E. Coli Found in Water Towers at NYC Buildings: Report

The city says the water towers are safe

An investigation by The New York Times found the presence of bacteria, including E. coli and coliform, in water towers at buildings in Manhattan, Brooklyn and Queens, and the paper says many of the thousands of tanks throughout the city that serve millions of New Yorkers haven't been properly inspected in years.  

The Times took samples from water towers at 12 buildings in those three boroughs and found E. coli, which is carried in the feces of birds and mammals, in five of them. Federal regulations require a boil-water advisory be issued when E. coli is found in drinking water.

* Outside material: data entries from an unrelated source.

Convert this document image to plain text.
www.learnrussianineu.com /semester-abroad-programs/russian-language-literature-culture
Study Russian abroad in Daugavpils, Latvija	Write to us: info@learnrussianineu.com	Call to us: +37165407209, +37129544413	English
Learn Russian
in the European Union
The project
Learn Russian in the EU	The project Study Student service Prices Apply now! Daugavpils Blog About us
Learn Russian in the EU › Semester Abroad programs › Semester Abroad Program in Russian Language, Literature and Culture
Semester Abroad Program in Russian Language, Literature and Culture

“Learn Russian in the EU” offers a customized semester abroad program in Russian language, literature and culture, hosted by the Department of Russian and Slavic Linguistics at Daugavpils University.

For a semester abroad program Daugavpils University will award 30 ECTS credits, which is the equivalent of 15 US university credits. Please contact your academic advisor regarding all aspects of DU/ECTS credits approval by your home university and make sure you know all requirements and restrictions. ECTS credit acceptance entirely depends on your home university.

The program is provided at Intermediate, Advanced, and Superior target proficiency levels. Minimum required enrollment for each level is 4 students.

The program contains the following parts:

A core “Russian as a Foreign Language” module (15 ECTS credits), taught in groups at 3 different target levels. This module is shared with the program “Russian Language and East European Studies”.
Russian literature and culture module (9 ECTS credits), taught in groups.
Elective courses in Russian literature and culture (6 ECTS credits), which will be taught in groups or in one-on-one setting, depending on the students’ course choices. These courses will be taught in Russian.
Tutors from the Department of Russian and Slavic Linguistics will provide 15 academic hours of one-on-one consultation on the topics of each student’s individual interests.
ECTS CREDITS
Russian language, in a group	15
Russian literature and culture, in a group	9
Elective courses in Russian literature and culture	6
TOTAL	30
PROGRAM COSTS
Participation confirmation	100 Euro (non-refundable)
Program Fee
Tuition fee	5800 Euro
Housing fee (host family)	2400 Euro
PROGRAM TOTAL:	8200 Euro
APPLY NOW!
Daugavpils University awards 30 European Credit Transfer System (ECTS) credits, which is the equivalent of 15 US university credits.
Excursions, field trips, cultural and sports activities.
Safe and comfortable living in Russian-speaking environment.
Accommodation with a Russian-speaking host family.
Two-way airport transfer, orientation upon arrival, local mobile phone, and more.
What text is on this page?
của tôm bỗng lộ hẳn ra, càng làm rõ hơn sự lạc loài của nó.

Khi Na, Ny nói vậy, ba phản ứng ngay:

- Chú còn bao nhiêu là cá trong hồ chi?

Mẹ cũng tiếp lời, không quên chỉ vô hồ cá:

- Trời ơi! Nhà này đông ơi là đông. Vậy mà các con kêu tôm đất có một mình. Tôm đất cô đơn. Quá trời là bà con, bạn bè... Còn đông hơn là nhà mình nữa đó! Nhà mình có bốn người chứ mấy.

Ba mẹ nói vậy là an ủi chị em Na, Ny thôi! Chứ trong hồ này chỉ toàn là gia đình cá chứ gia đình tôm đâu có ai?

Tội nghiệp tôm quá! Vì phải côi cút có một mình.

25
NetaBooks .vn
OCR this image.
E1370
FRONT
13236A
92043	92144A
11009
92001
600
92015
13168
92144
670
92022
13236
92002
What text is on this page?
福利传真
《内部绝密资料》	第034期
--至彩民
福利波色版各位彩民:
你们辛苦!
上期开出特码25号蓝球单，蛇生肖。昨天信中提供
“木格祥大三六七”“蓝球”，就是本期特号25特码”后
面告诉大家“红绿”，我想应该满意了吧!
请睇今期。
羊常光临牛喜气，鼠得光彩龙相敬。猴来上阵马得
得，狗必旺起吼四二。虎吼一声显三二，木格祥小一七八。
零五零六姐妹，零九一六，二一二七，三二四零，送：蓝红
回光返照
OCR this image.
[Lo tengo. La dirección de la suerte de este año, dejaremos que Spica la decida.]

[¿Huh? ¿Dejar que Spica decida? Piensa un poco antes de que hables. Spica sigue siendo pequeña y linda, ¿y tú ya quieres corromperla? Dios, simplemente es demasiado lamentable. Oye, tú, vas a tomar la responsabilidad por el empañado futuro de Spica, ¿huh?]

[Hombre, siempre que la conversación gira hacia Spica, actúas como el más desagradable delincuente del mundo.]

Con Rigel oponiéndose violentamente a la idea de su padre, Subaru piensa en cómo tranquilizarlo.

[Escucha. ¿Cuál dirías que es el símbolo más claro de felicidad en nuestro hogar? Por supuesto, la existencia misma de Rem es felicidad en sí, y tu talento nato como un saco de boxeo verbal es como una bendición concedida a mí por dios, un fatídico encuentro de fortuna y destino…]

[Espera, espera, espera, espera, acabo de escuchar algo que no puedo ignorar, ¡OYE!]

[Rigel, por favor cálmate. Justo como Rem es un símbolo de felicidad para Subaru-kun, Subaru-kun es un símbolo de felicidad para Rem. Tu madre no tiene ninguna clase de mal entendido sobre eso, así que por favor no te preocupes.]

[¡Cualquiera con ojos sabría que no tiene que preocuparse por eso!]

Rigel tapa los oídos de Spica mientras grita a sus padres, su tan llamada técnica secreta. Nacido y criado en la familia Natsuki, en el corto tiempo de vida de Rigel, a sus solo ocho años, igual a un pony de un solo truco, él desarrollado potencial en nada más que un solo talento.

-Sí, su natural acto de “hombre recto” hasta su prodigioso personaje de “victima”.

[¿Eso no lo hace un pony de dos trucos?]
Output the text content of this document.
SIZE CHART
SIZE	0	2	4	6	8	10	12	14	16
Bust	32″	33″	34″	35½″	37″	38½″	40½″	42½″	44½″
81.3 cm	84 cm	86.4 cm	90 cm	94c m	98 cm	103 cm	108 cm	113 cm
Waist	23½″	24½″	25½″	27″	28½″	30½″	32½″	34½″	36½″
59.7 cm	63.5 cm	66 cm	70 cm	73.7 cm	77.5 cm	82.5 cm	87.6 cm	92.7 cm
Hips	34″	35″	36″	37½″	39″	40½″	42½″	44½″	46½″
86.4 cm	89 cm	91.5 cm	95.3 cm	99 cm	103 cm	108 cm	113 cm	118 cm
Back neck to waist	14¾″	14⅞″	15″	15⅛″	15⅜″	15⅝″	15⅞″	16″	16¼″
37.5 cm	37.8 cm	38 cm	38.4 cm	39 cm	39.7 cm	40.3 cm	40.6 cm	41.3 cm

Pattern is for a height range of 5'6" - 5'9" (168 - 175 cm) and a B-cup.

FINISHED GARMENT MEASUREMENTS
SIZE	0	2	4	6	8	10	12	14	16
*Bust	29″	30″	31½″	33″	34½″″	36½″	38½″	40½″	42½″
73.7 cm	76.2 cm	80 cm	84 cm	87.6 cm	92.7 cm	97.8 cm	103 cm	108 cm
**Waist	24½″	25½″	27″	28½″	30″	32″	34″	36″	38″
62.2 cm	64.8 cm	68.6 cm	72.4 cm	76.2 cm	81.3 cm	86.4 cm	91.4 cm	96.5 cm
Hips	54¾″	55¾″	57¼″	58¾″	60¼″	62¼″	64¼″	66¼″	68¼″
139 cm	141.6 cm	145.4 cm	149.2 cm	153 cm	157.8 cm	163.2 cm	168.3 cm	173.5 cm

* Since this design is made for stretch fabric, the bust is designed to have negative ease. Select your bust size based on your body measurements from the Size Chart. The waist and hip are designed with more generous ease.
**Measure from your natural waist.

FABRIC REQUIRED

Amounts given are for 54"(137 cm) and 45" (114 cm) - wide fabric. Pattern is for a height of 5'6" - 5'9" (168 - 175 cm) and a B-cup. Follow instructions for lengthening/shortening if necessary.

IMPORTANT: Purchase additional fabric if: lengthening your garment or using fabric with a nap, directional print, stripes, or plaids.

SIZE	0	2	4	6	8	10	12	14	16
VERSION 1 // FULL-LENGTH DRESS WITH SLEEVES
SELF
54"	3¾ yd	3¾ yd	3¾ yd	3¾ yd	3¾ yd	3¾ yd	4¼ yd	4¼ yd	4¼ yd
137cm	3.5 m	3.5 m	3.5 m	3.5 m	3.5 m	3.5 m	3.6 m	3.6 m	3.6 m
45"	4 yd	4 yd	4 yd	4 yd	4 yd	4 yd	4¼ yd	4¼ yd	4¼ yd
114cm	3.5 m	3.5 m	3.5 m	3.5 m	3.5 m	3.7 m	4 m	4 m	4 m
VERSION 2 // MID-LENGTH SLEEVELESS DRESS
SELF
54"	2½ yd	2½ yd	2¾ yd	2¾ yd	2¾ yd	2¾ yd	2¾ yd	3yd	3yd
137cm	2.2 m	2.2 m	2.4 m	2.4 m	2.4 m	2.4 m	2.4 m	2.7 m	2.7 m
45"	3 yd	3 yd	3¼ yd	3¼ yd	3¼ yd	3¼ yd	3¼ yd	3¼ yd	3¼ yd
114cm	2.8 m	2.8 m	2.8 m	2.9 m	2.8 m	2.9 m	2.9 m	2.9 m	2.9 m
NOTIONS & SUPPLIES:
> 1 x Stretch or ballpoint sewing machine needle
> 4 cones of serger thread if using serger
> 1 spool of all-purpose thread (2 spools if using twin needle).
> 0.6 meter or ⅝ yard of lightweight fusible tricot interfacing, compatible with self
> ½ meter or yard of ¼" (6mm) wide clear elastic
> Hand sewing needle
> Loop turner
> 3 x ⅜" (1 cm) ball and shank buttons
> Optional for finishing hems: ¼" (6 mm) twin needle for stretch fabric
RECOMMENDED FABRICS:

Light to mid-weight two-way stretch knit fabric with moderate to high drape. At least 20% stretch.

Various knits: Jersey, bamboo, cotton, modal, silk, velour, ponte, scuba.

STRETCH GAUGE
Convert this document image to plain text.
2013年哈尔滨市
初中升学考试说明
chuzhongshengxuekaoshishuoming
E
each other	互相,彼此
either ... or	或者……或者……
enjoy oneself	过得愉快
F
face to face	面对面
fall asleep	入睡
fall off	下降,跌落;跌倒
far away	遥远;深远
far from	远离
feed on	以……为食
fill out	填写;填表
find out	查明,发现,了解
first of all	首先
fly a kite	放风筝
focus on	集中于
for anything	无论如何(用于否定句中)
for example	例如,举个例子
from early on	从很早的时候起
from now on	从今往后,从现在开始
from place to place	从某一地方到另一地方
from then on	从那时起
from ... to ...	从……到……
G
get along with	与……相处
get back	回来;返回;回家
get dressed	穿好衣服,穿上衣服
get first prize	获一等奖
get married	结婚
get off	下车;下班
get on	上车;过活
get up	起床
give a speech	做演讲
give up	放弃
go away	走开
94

The paper found coliform, a bacteria that isn't harmful itself but can signify an environment conducive to the growth of harmful bacteria, in the same five tanks where the E. coli was detected, as well as three other tanks where E. coli was absent. 
 
The Times says all of the positive findings came from samples from the tank bottoms, underneath the pipe that supplies the buildings' taps, but since water circulates in the tanks, public health experts said the presence of the bacteria is still cause for concern. 
 
The city told the paper that its tanks -- the more than 10,000 of them currently in use -- are all safe and that health inspection standards are up to par. Though dozens of New Yorkers have called 311 each year to complain they've gotten sick from drinking tap water, the city says none of the illnesses have been traced back to the tanks, according to the Times. 
 
Stephen Edberg, a Yale University public health microbiologist who emailed the city's Department of Health and Mental Hygiene when he learned of the Times' sampling results, said the city's population is so dense that it would be extraordinarily difficult to trace water-related sicknesses back to a particular tank. 
 
"You'd literally have to have entire apartment buildings getting sick at the same time," he told the Times. 
 
In his email to the Department of Health and Mental Hygiene, Edberg wrote, "Fecal contamination means that the towers are subject to animal intrusion, almost certainly birds and potentially animals such as squirrels. Clearly, these units are not sealed to the outside." 
 
According to the Times, building owners are largely responsible for ensuring their water tanks do not get contaminated, and that they meet standards required by the city's building and health codes. But nearly 60 percent of building owners don't comply, city surveys show, and the city hasn't done much to enforce the laws governing the management of water tanks, according to the Times.
 
The city told the Times it would continue to conduct its annual surveys, but didn't plan to expand the laws.
 
“The department continues to monitor compliance with the regulation and improve compliance by consulting with building owners regarding the requirements, through Realtor associations and building management companies,” the Department of Health and Mental Hygiene said in a statement.